De forma detalhada, todos esses ingredientes do caldo cultural daquele tempo estão explicados e ilustrados em 1979 – O ano que ressignificou a MPB (Garota FM Books, 576 páginas, R$ 99), que será lançado hoje, às 18h, na Livraria A União, no Espaço Cultural José Lins do Rego, em João Pessoa. Estarão presentes o organizador da obra, o jornalista e pesquisador carioca Célio Albuquerque, e o jornalista e crítico musical paraibano André Cananéa, presente na coletânea de discobiografias falando sobre Geraldo Vandré. A Paraíba está representada no livro com quatro artistas. Além de Vandré, Zé Ramalho e seu segundo LP solo, A Peleja do Diabo com o Dono do Céu; Elba Ramalho e seu álbum de estreia, Ave de Prata; e Cátia de França, que se mostrava pela primeira vez ao país com 20 Palavras ao redor do Sol.

“A gente tem uma força de produção fonográfica de artistas paraibanos muito grande. A curadoria do Célio resolveu escolher esses quatro, número que acho muito expressivo em um universo de 100. A Paraíba sempre foi boa em produção fonográfica, e nessa fase dos anos 1970 e 80, é fantástica”, avalia Cananéa.

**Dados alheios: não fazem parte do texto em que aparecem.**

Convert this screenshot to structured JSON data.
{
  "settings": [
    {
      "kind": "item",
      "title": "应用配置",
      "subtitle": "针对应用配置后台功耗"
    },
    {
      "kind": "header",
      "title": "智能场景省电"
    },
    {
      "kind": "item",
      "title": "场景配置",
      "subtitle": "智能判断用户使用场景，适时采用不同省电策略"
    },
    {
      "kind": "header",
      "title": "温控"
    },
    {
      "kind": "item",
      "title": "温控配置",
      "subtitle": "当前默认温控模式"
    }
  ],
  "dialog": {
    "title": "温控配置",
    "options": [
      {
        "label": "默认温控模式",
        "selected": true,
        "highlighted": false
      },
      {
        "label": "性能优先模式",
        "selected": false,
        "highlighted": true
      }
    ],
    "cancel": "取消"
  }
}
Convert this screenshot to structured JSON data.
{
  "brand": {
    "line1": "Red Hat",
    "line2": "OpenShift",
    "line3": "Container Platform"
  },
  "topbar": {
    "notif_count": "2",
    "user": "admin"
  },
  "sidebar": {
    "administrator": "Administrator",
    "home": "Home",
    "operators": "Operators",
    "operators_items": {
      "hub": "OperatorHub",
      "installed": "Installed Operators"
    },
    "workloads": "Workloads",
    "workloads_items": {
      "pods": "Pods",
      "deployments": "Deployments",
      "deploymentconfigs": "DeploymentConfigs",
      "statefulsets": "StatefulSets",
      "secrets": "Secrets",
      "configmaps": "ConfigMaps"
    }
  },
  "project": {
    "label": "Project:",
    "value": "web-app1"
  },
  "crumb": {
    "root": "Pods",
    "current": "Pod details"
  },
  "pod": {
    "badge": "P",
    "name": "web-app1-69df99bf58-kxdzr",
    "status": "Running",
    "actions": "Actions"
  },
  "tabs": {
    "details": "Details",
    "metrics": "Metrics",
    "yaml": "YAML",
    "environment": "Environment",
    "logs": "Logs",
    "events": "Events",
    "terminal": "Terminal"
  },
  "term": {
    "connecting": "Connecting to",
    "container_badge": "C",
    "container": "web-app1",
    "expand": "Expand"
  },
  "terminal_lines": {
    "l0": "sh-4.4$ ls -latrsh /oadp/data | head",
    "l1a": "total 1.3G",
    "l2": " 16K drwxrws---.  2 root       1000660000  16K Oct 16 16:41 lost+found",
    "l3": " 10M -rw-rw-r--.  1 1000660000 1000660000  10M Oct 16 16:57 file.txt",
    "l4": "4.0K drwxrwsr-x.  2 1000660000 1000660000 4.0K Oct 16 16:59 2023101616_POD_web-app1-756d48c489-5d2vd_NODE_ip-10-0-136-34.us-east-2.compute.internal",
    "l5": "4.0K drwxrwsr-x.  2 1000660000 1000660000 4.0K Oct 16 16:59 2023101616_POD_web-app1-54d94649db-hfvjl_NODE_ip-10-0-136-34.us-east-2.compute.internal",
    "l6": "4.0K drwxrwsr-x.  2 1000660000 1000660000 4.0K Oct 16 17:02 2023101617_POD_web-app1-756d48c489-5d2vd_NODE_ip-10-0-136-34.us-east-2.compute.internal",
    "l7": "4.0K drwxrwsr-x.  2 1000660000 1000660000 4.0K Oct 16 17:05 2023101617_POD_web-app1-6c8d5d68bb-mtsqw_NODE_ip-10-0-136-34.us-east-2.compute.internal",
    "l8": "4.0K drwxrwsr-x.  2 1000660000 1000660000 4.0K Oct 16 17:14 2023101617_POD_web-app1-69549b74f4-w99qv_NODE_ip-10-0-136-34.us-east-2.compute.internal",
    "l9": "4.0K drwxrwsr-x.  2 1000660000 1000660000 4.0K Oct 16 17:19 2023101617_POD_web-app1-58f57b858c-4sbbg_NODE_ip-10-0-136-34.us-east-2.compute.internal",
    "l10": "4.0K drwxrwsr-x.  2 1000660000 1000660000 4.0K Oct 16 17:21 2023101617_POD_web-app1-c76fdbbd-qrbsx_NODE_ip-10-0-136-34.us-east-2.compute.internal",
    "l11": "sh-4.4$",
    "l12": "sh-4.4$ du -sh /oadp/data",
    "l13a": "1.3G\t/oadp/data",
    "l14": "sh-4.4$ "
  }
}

O livro tem prefácio construído com quatro textos que dão os azimutes para referenciar o leitor sobre o ano em que o general João Baptista Figueiredo substitui Ernesto Geisel na Presidência do Brasil, Margaret Thatcher se tornou a primeira-ministra do Reino Unido e a Sony lançava o walkman, o primeiro leitor de cassetes portátil da história. Cada um dos 100 discos é abordado por um autor diferente. O time de autores mistura artistas com jornalistas e/ou pesquisadores musicais. Em conjunto, eles apontam os caminhos que ajudam a entender o que de fato aconteceu com a Música Popular Brasileira.

'1979: O ano que ressignificou a MPB'. Imagem: GarotaFM Books/Divulgação.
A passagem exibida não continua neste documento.